Protest Is Risky at Egypt’s Climate Talks. That Won’t Stop Activists
But an altercation that followed the event exemplified the resistance human rights activists face: According to a Washington Post report, Egyptian lawmaker Amr Darwish stood up and yelled at Seif. “You are here summoning foreign countries to pressure Egypt.” He continued berating her until UN security escorted him out, the paper reported.
Activist organizations in Egypt have to deal with limited funding, harassment, and onerous conditions for organizing peaceful demonstrations and press conferences. Some fear for their lives and are essentially forced into exile. A small gathering of a group of people is enough to draw the suspicion of security forces, says Ubrei-Joe Maimoni Mariere, a Nigerian environmental activist of the Friends of the Earth Africa, a nonprofit group. “Egypt is not the best place to hold a COP, because of the repressive nature of the Egyptian government. Activists are careful not to break the laws of the land,” he says. Instead of being sited at a beautiful resort, he argues, such a meeting would be better held in a place where many people live with the effects of climate change, like polluted water and heat waves.
On Friday, US President Joe Biden is scheduled to speak with el-Sisi, and reportedly will press him on human rights issues in the country. Egypt has been a close ally of the US since the 1980s, and is one of the top recipients of military aid from the United States, Russia, France, and Italy. At Tuesday’s event, Seif essentially called for reducing that aid. “Those weapons will be used against us. You really have to reimagine your foreign policy to Egypt, because it is creating a problem here,” she said.
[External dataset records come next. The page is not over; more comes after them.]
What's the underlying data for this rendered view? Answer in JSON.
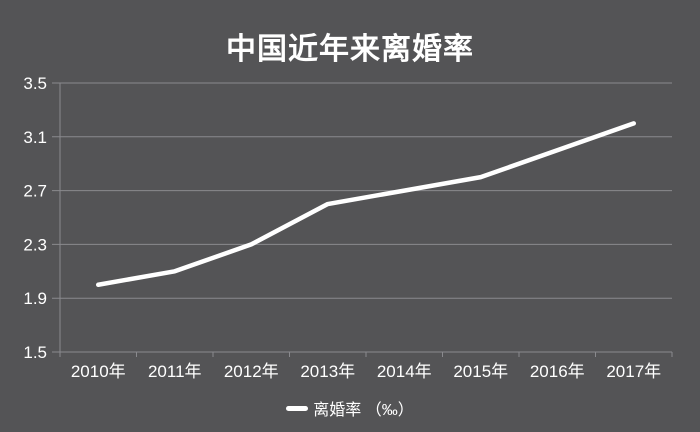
{
  "chart_data": {
    "type": "line",
    "title": "中国近年来离婚率",
    "categories": [
      "2010年",
      "2011年",
      "2012年",
      "2013年",
      "2014年",
      "2015年",
      "2016年",
      "2017年"
    ],
    "series": [
      {
        "name": "离婚率",
        "values": [
          2.0,
          2.1,
          2.3,
          2.6,
          2.7,
          2.8,
          3.0,
          3.2
        ]
      }
    ],
    "legend_label": "离婚率 （‰）",
    "legend_position": "bottom",
    "unit": "‰",
    "ylim": [
      1.5,
      3.5
    ],
    "y_ticks": [
      1.5,
      1.9,
      2.3,
      2.7,
      3.1,
      3.5
    ],
    "y_tick_labels": [
      "1.5",
      "1.9",
      "2.3",
      "2.7",
      "3.1",
      "3.5"
    ],
    "grid": "horizontal",
    "colors": {
      "background": "#545456",
      "grid": "#8a8a8e",
      "axis": "#8a8a8e",
      "line": "#ffffff",
      "text": "#ffffff"
    }
  }
}
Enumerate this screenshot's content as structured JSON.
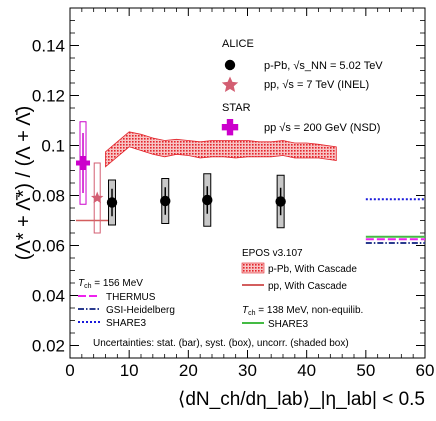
{
  "chart_data": {
    "type": "scatter",
    "xlabel": "⟨dN_ch/dη_lab⟩_|η_lab| < 0.5",
    "ylabel": "(Λ* + Λ̄*) / (Λ + Λ̄)",
    "xlim": [
      0,
      60
    ],
    "ylim": [
      0.015,
      0.155
    ],
    "xticks": [
      0,
      10,
      20,
      30,
      40,
      50,
      60
    ],
    "yticks": [
      0.02,
      0.04,
      0.06,
      0.08,
      0.1,
      0.12,
      0.14
    ],
    "colors": {
      "alice": "#000000",
      "star_pp": "#d35e72",
      "star_auau": "#cc00cc",
      "epos_band": "#e3242b",
      "epos_pp": "#d35e5e",
      "thermus": "#ee22ee",
      "gsi": "#2a3b8f",
      "share3": "#1a1adb",
      "share3_noneq": "#44bb44"
    },
    "series": [
      {
        "name": "p-Pb, √s_NN = 5.02 TeV",
        "group": "ALICE",
        "marker": "circle",
        "x": [
          7.1,
          16.1,
          23.2,
          35.6
        ],
        "y": [
          0.0772,
          0.0778,
          0.0782,
          0.0776
        ],
        "stat_err": [
          0.0055,
          0.0055,
          0.0055,
          0.0055
        ],
        "sys_err": [
          0.009,
          0.009,
          0.0105,
          0.0105
        ]
      },
      {
        "name": "pp, √s = 7 TeV (INEL)",
        "group": "ALICE",
        "marker": "star",
        "x": [
          4.6
        ],
        "y": [
          0.079
        ],
        "sys_err": [
          0.014
        ]
      },
      {
        "name": "pp √s = 200 GeV (NSD)",
        "group": "STAR",
        "marker": "cross",
        "x": [
          2.2
        ],
        "y": [
          0.093
        ],
        "stat_err": [
          0.012
        ],
        "sys_err": [
          0.0165
        ]
      },
      {
        "name": "p-Pb, With Cascade",
        "group": "EPOS v3.107",
        "style": "band",
        "x": [
          6,
          8,
          10,
          12,
          14,
          16,
          18,
          20,
          22,
          24,
          26,
          28,
          30,
          32,
          34,
          36,
          38,
          40,
          42,
          45
        ],
        "y_low": [
          0.0915,
          0.0955,
          0.0995,
          0.098,
          0.0965,
          0.0955,
          0.0965,
          0.096,
          0.095,
          0.0955,
          0.0955,
          0.095,
          0.0955,
          0.0955,
          0.0955,
          0.096,
          0.095,
          0.095,
          0.095,
          0.094
        ],
        "y_high": [
          0.0975,
          0.1015,
          0.1055,
          0.1045,
          0.103,
          0.102,
          0.1025,
          0.102,
          0.1015,
          0.102,
          0.102,
          0.102,
          0.102,
          0.1015,
          0.1015,
          0.102,
          0.101,
          0.101,
          0.1005,
          0.0995
        ]
      },
      {
        "name": "pp, With Cascade",
        "group": "EPOS v3.107",
        "style": "line",
        "x": [
          1,
          7
        ],
        "y": [
          0.07,
          0.07
        ]
      },
      {
        "name": "THERMUS",
        "group": "T_ch = 156 MeV",
        "style": "long-dash",
        "x": [
          50,
          60
        ],
        "y": [
          0.0625,
          0.0625
        ]
      },
      {
        "name": "GSI-Heidelberg",
        "group": "T_ch = 156 MeV",
        "style": "dash-dot",
        "x": [
          50,
          60
        ],
        "y": [
          0.061,
          0.061
        ]
      },
      {
        "name": "SHARE3",
        "group": "T_ch = 156 MeV",
        "style": "dotted",
        "x": [
          50,
          60
        ],
        "y": [
          0.0785,
          0.0785
        ]
      },
      {
        "name": "SHARE3",
        "group": "T_ch = 138 MeV, non-equilib.",
        "style": "solid",
        "x": [
          50,
          60
        ],
        "y": [
          0.0635,
          0.0635
        ]
      }
    ],
    "legend": {
      "alice_header": "ALICE",
      "star_header": "STAR",
      "epos_header": "EPOS v3.107",
      "tch156_prefix": "T",
      "tch156_sub": "ch",
      "tch156_value": " = 156 MeV",
      "tch138_prefix": "T",
      "tch138_sub": "ch",
      "tch138_value": " = 138 MeV, non-equilib.",
      "footnote": "Uncertainties: stat. (bar), syst. (box), uncorr. (shaded box)"
    }
  }
}
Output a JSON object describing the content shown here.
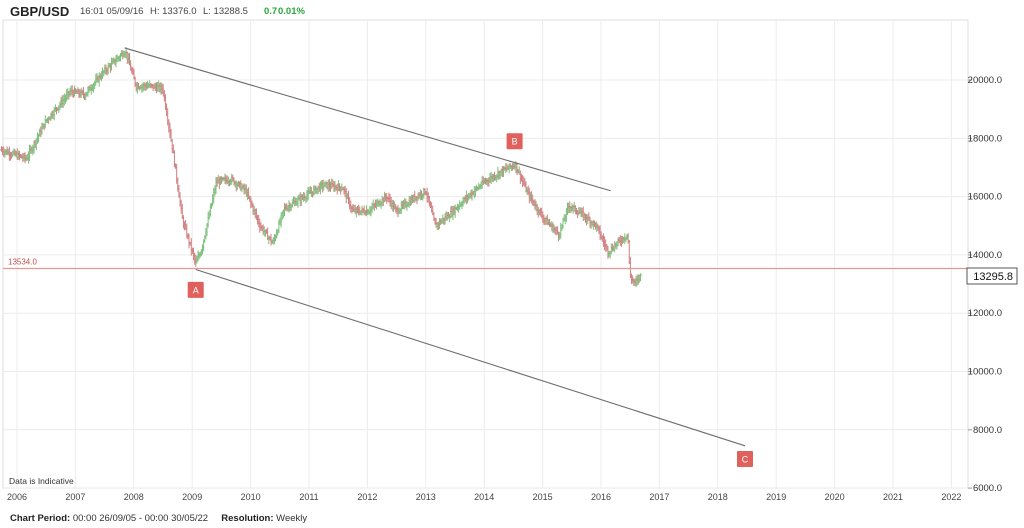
{
  "header": {
    "symbol": "GBP/USD",
    "datetime": "16:01 05/09/16",
    "high": "H: 13376.0",
    "low": "L: 13288.5",
    "change": "0.7",
    "change_pct": "0.01%"
  },
  "footer": {
    "period_label": "Chart Period:",
    "period_value": "00:00 26/09/05 - 00:00 30/05/22",
    "resolution_label": "Resolution:",
    "resolution_value": "Weekly"
  },
  "colors": {
    "up_bar": "#7bbf7b",
    "down_bar": "#d08080",
    "trendline": "#6e6e6e",
    "label_box": "#e0605c",
    "hline": "#e39a93",
    "grid": "#ececec"
  },
  "chart_data": {
    "type": "ohlc",
    "x_axis": {
      "type": "date",
      "ticks": [
        "2006",
        "2007",
        "2008",
        "2009",
        "2010",
        "2011",
        "2012",
        "2013",
        "2014",
        "2015",
        "2016",
        "2017",
        "2018",
        "2019",
        "2020",
        "2021",
        "2022"
      ],
      "range": [
        "2005-09-26",
        "2022-05-30"
      ]
    },
    "y_axis": {
      "ticks": [
        "6000.0",
        "8000.0",
        "10000.0",
        "12000.0",
        "14000.0",
        "16000.0",
        "18000.0",
        "20000.0"
      ],
      "range": [
        6000,
        22500
      ],
      "position": "right"
    },
    "last_price_label": "13295.8",
    "level_label": "13534.0",
    "level_value": 13534,
    "note": "Data is Indicative",
    "price_anchors": [
      [
        "2005-09-26",
        17600
      ],
      [
        "2006-03-01",
        17300
      ],
      [
        "2006-07-01",
        18600
      ],
      [
        "2006-12-01",
        19600
      ],
      [
        "2007-03-01",
        19500
      ],
      [
        "2007-07-01",
        20300
      ],
      [
        "2007-11-09",
        21000
      ],
      [
        "2008-01-15",
        19800
      ],
      [
        "2008-04-01",
        19800
      ],
      [
        "2008-07-01",
        19700
      ],
      [
        "2008-09-01",
        17600
      ],
      [
        "2008-11-01",
        15200
      ],
      [
        "2009-01-23",
        13700
      ],
      [
        "2009-03-01",
        14200
      ],
      [
        "2009-06-01",
        16500
      ],
      [
        "2009-09-01",
        16600
      ],
      [
        "2009-12-01",
        16200
      ],
      [
        "2010-03-01",
        15000
      ],
      [
        "2010-05-20",
        14400
      ],
      [
        "2010-08-01",
        15600
      ],
      [
        "2010-11-01",
        15900
      ],
      [
        "2011-04-01",
        16400
      ],
      [
        "2011-08-01",
        16300
      ],
      [
        "2011-10-01",
        15500
      ],
      [
        "2012-01-01",
        15500
      ],
      [
        "2012-05-01",
        16000
      ],
      [
        "2012-07-01",
        15500
      ],
      [
        "2012-11-01",
        16000
      ],
      [
        "2013-01-01",
        16200
      ],
      [
        "2013-03-01",
        15000
      ],
      [
        "2013-06-01",
        15400
      ],
      [
        "2013-09-01",
        15900
      ],
      [
        "2014-01-01",
        16500
      ],
      [
        "2014-05-01",
        16900
      ],
      [
        "2014-07-15",
        17100
      ],
      [
        "2014-10-01",
        16100
      ],
      [
        "2015-01-01",
        15300
      ],
      [
        "2015-04-13",
        14700
      ],
      [
        "2015-06-15",
        15700
      ],
      [
        "2015-09-01",
        15400
      ],
      [
        "2015-12-01",
        15000
      ],
      [
        "2016-02-15",
        14100
      ],
      [
        "2016-05-01",
        14500
      ],
      [
        "2016-06-17",
        14700
      ],
      [
        "2016-06-30",
        13300
      ],
      [
        "2016-08-01",
        13000
      ],
      [
        "2016-09-05",
        13300
      ]
    ],
    "trendlines": [
      {
        "from": [
          "2007-11-05",
          21100
        ],
        "to": [
          "2016-03-01",
          16200
        ]
      },
      {
        "from": [
          "2009-01-23",
          13500
        ],
        "to": [
          "2018-06-20",
          7450
        ]
      }
    ],
    "wave_labels": [
      {
        "text": "A",
        "date": "2009-01-23",
        "value": 12800
      },
      {
        "text": "B",
        "date": "2014-07-10",
        "value": 17900
      },
      {
        "text": "C",
        "date": "2018-06-20",
        "value": 7000
      }
    ]
  }
}
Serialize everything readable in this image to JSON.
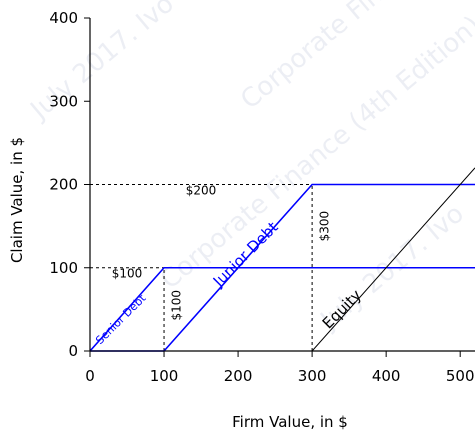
{
  "chart_data": {
    "type": "line",
    "xlabel": "Firm Value, in $",
    "ylabel": "Claim Value, in $",
    "xlim": [
      0,
      520
    ],
    "ylim": [
      0,
      400
    ],
    "x_ticks": [
      0,
      100,
      200,
      300,
      400,
      500
    ],
    "y_ticks": [
      0,
      100,
      200,
      300,
      400
    ],
    "x_tick_labels": [
      "0",
      "100",
      "200",
      "300",
      "400",
      "500"
    ],
    "y_tick_labels": [
      "0",
      "100",
      "200",
      "300",
      "400"
    ],
    "grid": false,
    "series": [
      {
        "name": "Senior Debt",
        "color": "#0000ff",
        "x": [
          0,
          100,
          520
        ],
        "y": [
          0,
          100,
          100
        ]
      },
      {
        "name": "Junior Debt",
        "color": "#0000ff",
        "x": [
          0,
          100,
          300,
          520
        ],
        "y": [
          0,
          0,
          200,
          200
        ]
      },
      {
        "name": "Equity",
        "color": "#000000",
        "x": [
          0,
          300,
          520
        ],
        "y": [
          0,
          0,
          220
        ]
      }
    ],
    "series_labels": [
      {
        "text": "Senior Debt",
        "x": 45,
        "y": 35,
        "angle": 45,
        "color": "#0000ff",
        "size": "small"
      },
      {
        "text": "Junior Debt",
        "x": 215,
        "y": 112,
        "angle": 45,
        "color": "#0000ff",
        "size": "large"
      },
      {
        "text": "Equity",
        "x": 345,
        "y": 46,
        "angle": 45,
        "color": "#000000",
        "size": "large"
      }
    ],
    "reference_lines": [
      {
        "from": [
          0,
          100
        ],
        "to": [
          100,
          100
        ]
      },
      {
        "from": [
          0,
          200
        ],
        "to": [
          300,
          200
        ]
      },
      {
        "from": [
          100,
          0
        ],
        "to": [
          100,
          100
        ]
      },
      {
        "from": [
          300,
          0
        ],
        "to": [
          300,
          200
        ]
      }
    ],
    "annotations": [
      {
        "text": "$100",
        "x": 50,
        "y": 88,
        "angle": 0
      },
      {
        "text": "$200",
        "x": 150,
        "y": 188,
        "angle": 0
      },
      {
        "text": "$100",
        "x": 122,
        "y": 55,
        "angle": -90
      },
      {
        "text": "$300",
        "x": 322,
        "y": 150,
        "angle": -90
      }
    ]
  },
  "watermark": {
    "lines": [
      "July 2017. Ivo Welch",
      "Corporate Finance (4th Edition)",
      "Corporate Finance (4th",
      "July 2017. Ivo"
    ]
  }
}
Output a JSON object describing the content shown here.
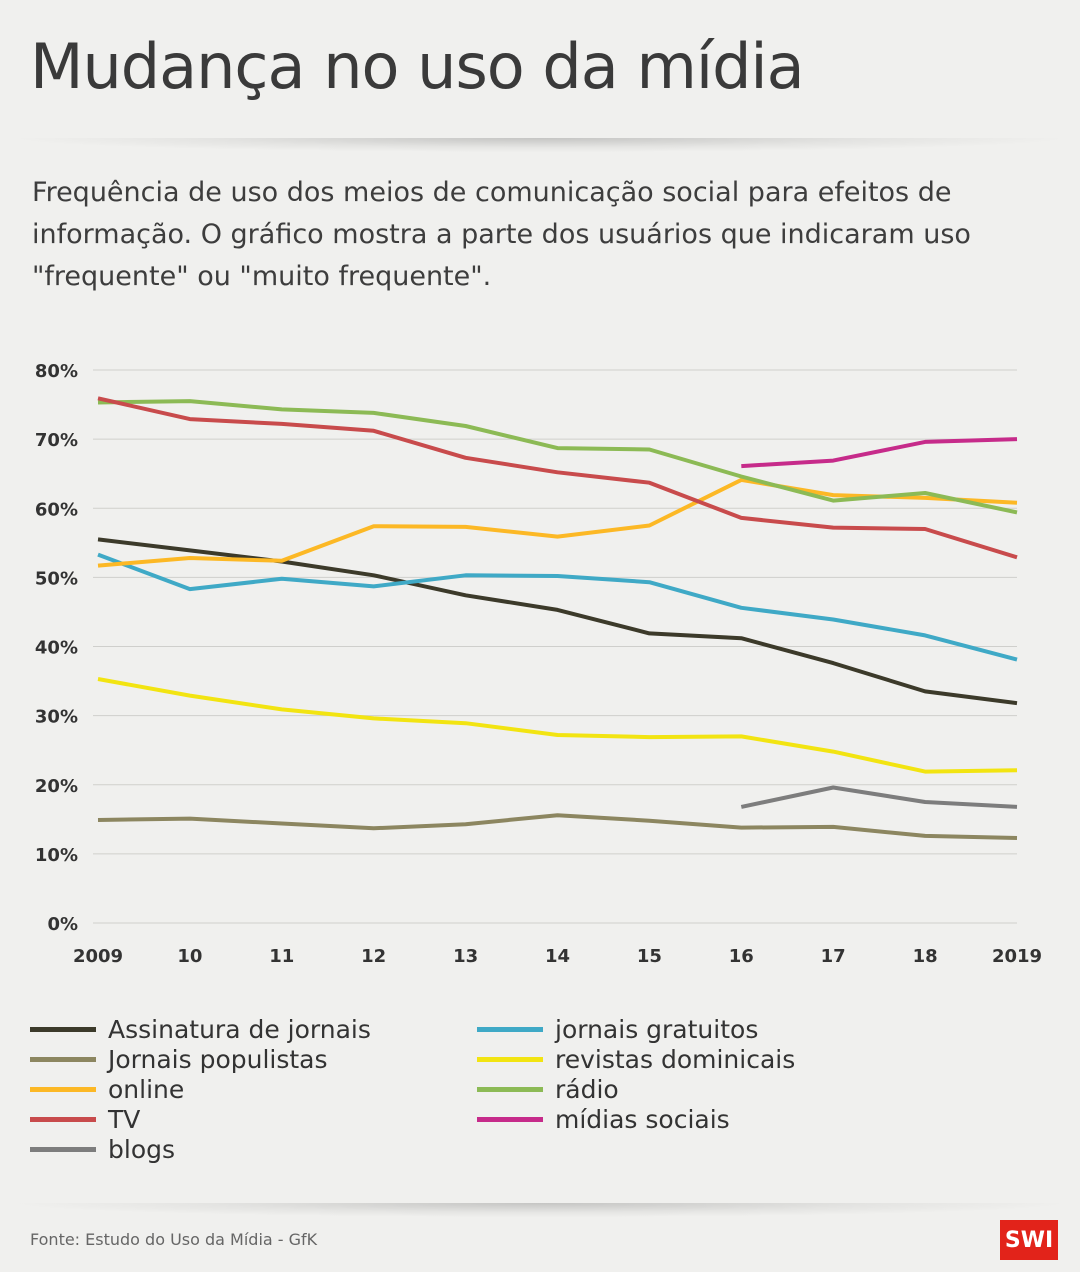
{
  "header": {
    "title": "Mudança no uso da mídia",
    "subtitle": "Frequência de uso dos meios de comunicação social para efeitos de informação. O gráfico mostra a parte dos usuários que indicaram uso \"frequente\" ou \"muito frequente\"."
  },
  "chart_data": {
    "type": "line",
    "title": "Mudança no uso da mídia",
    "xlabel": "",
    "ylabel": "",
    "ylim": [
      0,
      80
    ],
    "yticks": [
      0,
      10,
      20,
      30,
      40,
      50,
      60,
      70,
      80
    ],
    "ytick_labels": [
      "0%",
      "10%",
      "20%",
      "30%",
      "40%",
      "50%",
      "60%",
      "70%",
      "80%"
    ],
    "x": [
      2009,
      2010,
      2011,
      2012,
      2013,
      2014,
      2015,
      2016,
      2017,
      2018,
      2019
    ],
    "x_labels": [
      "2009",
      "10",
      "11",
      "12",
      "13",
      "14",
      "15",
      "16",
      "17",
      "18",
      "2019"
    ],
    "grid": true,
    "legend_position": "bottom",
    "series": [
      {
        "name": "Assinatura de jornais",
        "color": "#3c3a2a",
        "values": [
          55.5,
          53.9,
          52.3,
          50.3,
          47.4,
          45.3,
          41.9,
          41.2,
          37.6,
          33.5,
          31.8
        ]
      },
      {
        "name": "jornais gratuitos",
        "color": "#3fa9c6",
        "values": [
          53.3,
          48.3,
          49.8,
          48.7,
          50.3,
          50.2,
          49.3,
          45.6,
          43.9,
          41.6,
          38.1
        ]
      },
      {
        "name": "Jornais populistas",
        "color": "#8c8660",
        "values": [
          14.9,
          15.1,
          14.4,
          13.7,
          14.3,
          15.6,
          14.8,
          13.8,
          13.9,
          12.6,
          12.3
        ]
      },
      {
        "name": "revistas dominicais",
        "color": "#f2e411",
        "values": [
          35.3,
          32.9,
          30.9,
          29.6,
          28.9,
          27.2,
          26.9,
          27.0,
          24.8,
          21.9,
          22.1
        ]
      },
      {
        "name": "online",
        "color": "#fcb825",
        "values": [
          51.7,
          52.8,
          52.4,
          57.4,
          57.3,
          55.9,
          57.5,
          64.1,
          61.9,
          61.5,
          60.8
        ]
      },
      {
        "name": "rádio",
        "color": "#8cba55",
        "values": [
          75.3,
          75.5,
          74.3,
          73.8,
          71.9,
          68.7,
          68.5,
          64.6,
          61.1,
          62.2,
          59.4
        ]
      },
      {
        "name": "TV",
        "color": "#c84b4c",
        "values": [
          75.9,
          72.9,
          72.2,
          71.2,
          67.3,
          65.2,
          63.7,
          58.6,
          57.2,
          57.0,
          52.9
        ]
      },
      {
        "name": "mídias sociais",
        "color": "#c62b8a",
        "values": [
          null,
          null,
          null,
          null,
          null,
          null,
          null,
          66.1,
          66.9,
          69.6,
          70.0
        ]
      },
      {
        "name": "blogs",
        "color": "#7d7d7d",
        "values": [
          null,
          null,
          null,
          null,
          null,
          null,
          null,
          16.8,
          19.6,
          17.5,
          16.8
        ]
      }
    ]
  },
  "legend": {
    "items": [
      {
        "label": "Assinatura de jornais",
        "color": "#3c3a2a"
      },
      {
        "label": "jornais gratuitos",
        "color": "#3fa9c6"
      },
      {
        "label": "Jornais populistas",
        "color": "#8c8660"
      },
      {
        "label": "revistas dominicais",
        "color": "#f2e411"
      },
      {
        "label": "online",
        "color": "#fcb825"
      },
      {
        "label": "rádio",
        "color": "#8cba55"
      },
      {
        "label": "TV",
        "color": "#c84b4c"
      },
      {
        "label": "mídias sociais",
        "color": "#c62b8a"
      },
      {
        "label": "blogs",
        "color": "#7d7d7d"
      }
    ]
  },
  "footer": {
    "source": "Fonte: Estudo do Uso da Mídia - GfK",
    "logo_text": "SWI",
    "logo_color": "#e2231a"
  }
}
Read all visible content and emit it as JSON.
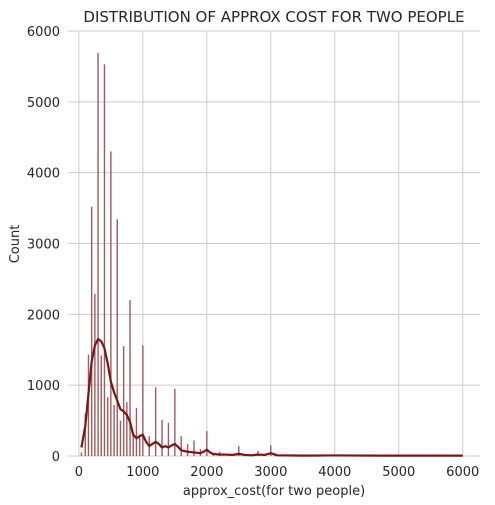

Bahgat, the Egyptian human rights advocate, points out that the situation for activists has worsened significantly since the coup that brought el-Sisi—a former general—to power. Ten years ago, after the Arab Spring culminated in the fall of then-president Mubarak, he says, people felt empowered. His organization aided a community in western Egypt who, after being displaced by a nuclear power plant, organized a sit-in, demanding to be returned to their lands or fairly compensated. Eventually, after that protest and a press conference, the government created a compensation scheme. “I’m telling you this story because every aspect of it is impossible to imagine today,” he says.
“The general clampdown that Human Rights Watch has witnessed is also impacting environmental groups, some very directly and others in more nuanced and subtle ways, in the sense that some of these groups and activists self-censor and do not engage in certain actions and discussions that could get them in trouble,” says Katharina Rall, an environmental researcher for the group. The unwelcome environment for demonstrators was already evident before the COP27 summit began, Rall says, when an Indian activist, Ajit Rajagopal, began an eight-day march from Cairo to Sharm el-Sheikh, but was arrested by Egyptian security forces on November 6. He was released the following day, but the message was clear.
The next UN climate summit, COP28, will be held in the United Arab Emirates in November 2023. That government is also well documented as a repressive regime. But already a key message has emerged from COP27, Bahgat says: “There is no climate justice without human rights.”